Zikir halkasında büyük tesbih kullanılmış ise, aşır
okunurken, evvelce tesbihi yaymış olan derviş, oturduğu yerden, sağdan ve
soldan çekmek suretiyle, tesbihi toplar, kollarına alırdı; şeyh son gülbengi
okurken bu derviş kollarında tesbih olduğu halde yerinden kalkar, halkanın
merkezine kadar ilerileyerek orada (niyaz vaziyeti) alırdı ve şeyh cami
kapısına giderken umuma selâmı bu derviş yanında verirdi.
Niyaz vaziyeti, hem karşısında bulunulan zata karşı hürmet
idi, hem de bir tevazu gösterisi idi. Mevlevîler günlük hayatta da
karşılaşınca, birbirlerini ve hatta yabancıları «baş keserek» selâmlarlardı ve
aynı zamanda sağ ellerini göğüslerine basarlardı.
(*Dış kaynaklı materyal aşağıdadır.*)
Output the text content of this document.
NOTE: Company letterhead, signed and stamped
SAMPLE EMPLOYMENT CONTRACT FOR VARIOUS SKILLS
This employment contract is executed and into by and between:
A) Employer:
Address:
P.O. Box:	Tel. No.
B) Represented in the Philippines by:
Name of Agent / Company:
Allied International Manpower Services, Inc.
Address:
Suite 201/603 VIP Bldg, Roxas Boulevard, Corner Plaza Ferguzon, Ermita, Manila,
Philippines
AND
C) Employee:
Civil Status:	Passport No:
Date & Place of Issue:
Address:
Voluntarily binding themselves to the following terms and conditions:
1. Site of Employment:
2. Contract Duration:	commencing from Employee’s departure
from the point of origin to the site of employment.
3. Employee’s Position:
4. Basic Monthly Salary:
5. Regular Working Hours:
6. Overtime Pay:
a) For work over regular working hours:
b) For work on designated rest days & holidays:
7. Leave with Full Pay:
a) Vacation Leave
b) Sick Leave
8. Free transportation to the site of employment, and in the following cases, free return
“İsm-i Celâl”, bir kandil gecesinde okunulmuş ise, şeyh
efendiler, gecenin şerafeti hakkında, gülbenklere bazı cümleler ilâve
ederlerdi.
Virdleri Okuma Adâbı:
Büyük şeyhlerin ve velilerin vird ve hiziblerini okumak
isteyenlerin bilip uymaları gereken bazı şartları şu şekilde sıralana bilir. Bu
virdler, hizibler ve duaları evliyanın kendileri düzenlemiş değildir. Bunlar
amellerinin meyvesidir, kerametlerinin eseri ve varis oldukları peygamber
ilimlerinin neticeleridir. Mesnevi’de şöyle buyrulur:
İn ne necmest ve ne remlest ve ne hab / Vahy-i Hak vallahi
a’lem bi’s savab
(Bu yüzden başka sözlerle kıyas edilmesin. Bu dualar din ve
dünyaya ait büyük faydalar ve hassalar taşır. Bunları böyle inanarak okumak
lazımdır.)
Bu virdleri okumak isteyenler belirtilen zamanlarda, hulûs-i
kalb ile okumaya başlamalıdır. Düşüncelerini toplayarak, halis niyet ve tam
temizlikle, kıbleye yönelip, bir şeye dayanmadan okumalıdır ki, sırlarından
perdelenip, nurlarından mahrum kalmasın.
Okumadan önce kelimelerin harekelerini düzeltip doğru
okumaya özen göstermelidir.
Okuduğunun mânasını öğrenip sonra okumalıdır. Zira duanın
mânalarını anlayarak okumak, kıraatın güzel olmasının edeplerindendir. Hem de
anlamların bilinerek okunması şevk ve muhabbetin artmasına sebep olur. Kesin ve
kuvvetli bir inançla, sağlam bir ihlâs ve sıdk ile Cenab-ı Hakk’ın istediklerini
vereceğini ummalıdır. Zira duanın kabul edilmesi ihlâsa, içtenliğe bağlıdır.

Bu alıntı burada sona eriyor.